Tout commence avec un couteau, celui qu’Amy découvre sur les genoux du « grand type basané » à côté duquel elle est assise dans l’avion. Elle ne dénonce pas celui dont elle sait d’emblée qu’il est un terroriste, l’installe dans son loft londonien branché, y accueille « Oussama » et tous ses petits camarades venus fomenter la destruction de l’Occident et se porte elle-même volontaire pour une mission kamikaze à Eurodisney avec son nouvel amant… James, producteur survolté, tâche de convaincre l’impavide Olivia, comédienne à la sérénité marmoréenne, d’endosser ce rôle dont il est certain qu’il est fait pour elle. Pour cela, à grand renfort d’effets de manche et de style, il mime cette histoire rocambolesque, ridiculement niaise, insupportablement caricaturale et truffée de tous les poncifs les plus éculés d’un genre que le messianisme américain a cinématographiquement élevé au rang de totems de son combat contre les forces du mal. Le texte de Mark Ravenhill, qui reprend avec une ironie corrosive hyper efficace les lieux communs des films du supermarché hollywoodien, est tordant de rire. Christian Benedetti, qui interprète James avec une énergie et une véracité sidérantes, tient les rênes de cette logorrhée aux allures de chevauchée apocalyptique avec panache et fermeté.

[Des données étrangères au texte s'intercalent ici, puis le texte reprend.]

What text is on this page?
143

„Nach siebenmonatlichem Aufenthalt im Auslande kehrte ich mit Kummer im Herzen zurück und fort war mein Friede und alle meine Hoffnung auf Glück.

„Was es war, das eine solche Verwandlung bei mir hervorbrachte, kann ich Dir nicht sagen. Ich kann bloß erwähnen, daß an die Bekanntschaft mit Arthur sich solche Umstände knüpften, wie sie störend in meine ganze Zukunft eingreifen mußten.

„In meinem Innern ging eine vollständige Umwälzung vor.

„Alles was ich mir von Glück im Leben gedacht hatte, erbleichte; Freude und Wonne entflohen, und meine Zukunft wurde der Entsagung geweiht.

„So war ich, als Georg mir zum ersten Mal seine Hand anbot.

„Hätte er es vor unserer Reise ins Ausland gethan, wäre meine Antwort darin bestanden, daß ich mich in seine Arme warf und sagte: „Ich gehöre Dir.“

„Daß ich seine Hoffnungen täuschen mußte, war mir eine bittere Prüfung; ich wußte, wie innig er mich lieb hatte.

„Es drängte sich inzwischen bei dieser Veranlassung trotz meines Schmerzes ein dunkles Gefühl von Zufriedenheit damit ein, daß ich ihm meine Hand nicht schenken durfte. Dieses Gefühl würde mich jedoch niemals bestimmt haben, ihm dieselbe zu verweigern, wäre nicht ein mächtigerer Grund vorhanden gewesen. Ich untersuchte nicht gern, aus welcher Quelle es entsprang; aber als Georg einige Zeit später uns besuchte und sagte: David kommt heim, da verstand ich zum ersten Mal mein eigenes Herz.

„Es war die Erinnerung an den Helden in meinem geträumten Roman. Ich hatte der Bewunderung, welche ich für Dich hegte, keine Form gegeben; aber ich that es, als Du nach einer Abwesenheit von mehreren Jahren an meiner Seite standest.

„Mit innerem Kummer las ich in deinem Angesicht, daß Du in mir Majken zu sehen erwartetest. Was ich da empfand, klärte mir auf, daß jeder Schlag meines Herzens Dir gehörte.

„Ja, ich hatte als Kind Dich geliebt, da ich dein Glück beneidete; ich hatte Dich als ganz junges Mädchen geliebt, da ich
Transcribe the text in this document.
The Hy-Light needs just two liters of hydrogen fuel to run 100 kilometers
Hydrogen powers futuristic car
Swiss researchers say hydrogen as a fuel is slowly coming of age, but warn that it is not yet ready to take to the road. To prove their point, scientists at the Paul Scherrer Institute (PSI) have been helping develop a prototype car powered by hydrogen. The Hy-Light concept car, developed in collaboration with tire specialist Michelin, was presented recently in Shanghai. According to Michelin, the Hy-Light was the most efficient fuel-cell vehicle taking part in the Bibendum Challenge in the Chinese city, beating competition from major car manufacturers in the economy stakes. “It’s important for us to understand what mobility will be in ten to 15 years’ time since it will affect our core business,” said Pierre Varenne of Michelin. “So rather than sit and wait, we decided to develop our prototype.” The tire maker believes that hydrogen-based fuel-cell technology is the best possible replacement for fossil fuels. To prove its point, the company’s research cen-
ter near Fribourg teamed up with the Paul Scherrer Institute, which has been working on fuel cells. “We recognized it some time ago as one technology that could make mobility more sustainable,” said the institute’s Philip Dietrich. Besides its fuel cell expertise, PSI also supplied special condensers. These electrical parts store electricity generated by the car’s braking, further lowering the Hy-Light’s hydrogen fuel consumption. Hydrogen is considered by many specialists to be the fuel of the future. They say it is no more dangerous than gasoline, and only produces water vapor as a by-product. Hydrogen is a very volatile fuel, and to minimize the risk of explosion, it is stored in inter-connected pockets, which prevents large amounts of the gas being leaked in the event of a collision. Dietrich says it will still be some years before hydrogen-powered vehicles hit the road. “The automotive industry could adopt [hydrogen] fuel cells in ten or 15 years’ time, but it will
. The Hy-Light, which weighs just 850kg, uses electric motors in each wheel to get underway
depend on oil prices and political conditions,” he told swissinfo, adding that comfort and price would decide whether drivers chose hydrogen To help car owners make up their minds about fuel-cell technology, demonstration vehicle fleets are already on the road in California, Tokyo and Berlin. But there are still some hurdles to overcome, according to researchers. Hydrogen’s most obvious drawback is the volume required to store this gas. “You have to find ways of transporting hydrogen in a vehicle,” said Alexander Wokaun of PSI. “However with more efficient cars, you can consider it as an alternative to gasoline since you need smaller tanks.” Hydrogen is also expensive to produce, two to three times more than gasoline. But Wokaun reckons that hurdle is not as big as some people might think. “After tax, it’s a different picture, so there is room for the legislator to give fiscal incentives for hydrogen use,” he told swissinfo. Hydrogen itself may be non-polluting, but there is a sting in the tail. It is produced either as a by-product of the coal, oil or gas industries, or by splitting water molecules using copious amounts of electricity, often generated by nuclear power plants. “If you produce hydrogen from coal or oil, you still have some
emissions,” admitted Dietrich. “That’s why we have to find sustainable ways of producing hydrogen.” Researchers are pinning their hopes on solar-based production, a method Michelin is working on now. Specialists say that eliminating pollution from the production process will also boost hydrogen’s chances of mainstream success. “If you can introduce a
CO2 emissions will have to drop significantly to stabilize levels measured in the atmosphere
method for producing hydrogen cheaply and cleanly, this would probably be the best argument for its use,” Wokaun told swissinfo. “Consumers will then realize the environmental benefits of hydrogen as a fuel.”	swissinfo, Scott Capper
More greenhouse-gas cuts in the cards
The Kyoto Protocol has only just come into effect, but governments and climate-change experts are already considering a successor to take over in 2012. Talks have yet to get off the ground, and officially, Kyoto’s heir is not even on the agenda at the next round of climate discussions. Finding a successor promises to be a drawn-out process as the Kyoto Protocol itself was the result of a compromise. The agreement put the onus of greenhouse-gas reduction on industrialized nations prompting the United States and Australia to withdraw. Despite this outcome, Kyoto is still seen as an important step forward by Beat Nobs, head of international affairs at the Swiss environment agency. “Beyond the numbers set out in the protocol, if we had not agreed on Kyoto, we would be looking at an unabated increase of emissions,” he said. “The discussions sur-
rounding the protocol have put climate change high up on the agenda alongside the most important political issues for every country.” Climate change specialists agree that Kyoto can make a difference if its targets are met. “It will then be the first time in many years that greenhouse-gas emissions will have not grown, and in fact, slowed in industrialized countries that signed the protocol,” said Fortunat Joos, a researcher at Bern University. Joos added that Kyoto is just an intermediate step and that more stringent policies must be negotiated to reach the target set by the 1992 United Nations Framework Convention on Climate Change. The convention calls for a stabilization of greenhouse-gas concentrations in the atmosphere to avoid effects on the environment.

Fantasmagorie d’un réel fantasmatique
Si le texte de Mark Ravenhill trouve dans la mise en scène rythmée de Sylvain Creuzevault et le jeu de Christian Benedetti et Muranyi Kovacs (épatante en belle plante muette) des interprètes à la hauteur de ses enjeux comiques, la portée politique et critique de son propos n’en est pas pour autant édulcorée et elle claque comme une gifle sur le visage grimaçant de la société qu’elle dénonce. Société où le fric et le sexe modèlent tout désir (le requin libidineux et la comédienne silencieusement érogène se font face à cet égard comme les symboles de ces deux puissances), société où tout se vend, y compris le récit de ses propres turpides axiologiques (le méchant terroriste au couteau et la gentille héroïne taraudée à l’idée de devoir se faire exploser au milieu des enfants chez Mickey), société devenue surtout à ce point spectaculaire qu’elle n’a plus comme projet que celui de sa propre mise en scène. Que tout soit à vendre dans cette société est déjà en soi inquiétant, mais pire encore, tout peut s’y donner à voir, l’obscénité dépassant en cela la vulgarité. Le spectateur, pris au piège de sa posture, comprend alors qu’il n’est pas l’otage mais le complice de cette situation où la réalité est devenue une superproduction. De quoi réveiller les consciences, peut-être…
Catherine Robert
Product, de Mark Ravenhill ; mise en scène de Sylvain Creuzevault. Du 7 janvier au 18 février 2008. Du mardi au samedi à 20h ; relâches le 15 janvier et le 1er février. La Java, 105, rue du Faubourg-du-Temple, 75010 Paris. Réservations au 01 43 76 86 56 ou par mail : reservation@theatre-studio.com Du 6 au 8 mars à 20h30 au Théâtre du Beauvaisis, place Georges-Brassens, 60000 Beauvais. Réservations au 03 40 06 08 20.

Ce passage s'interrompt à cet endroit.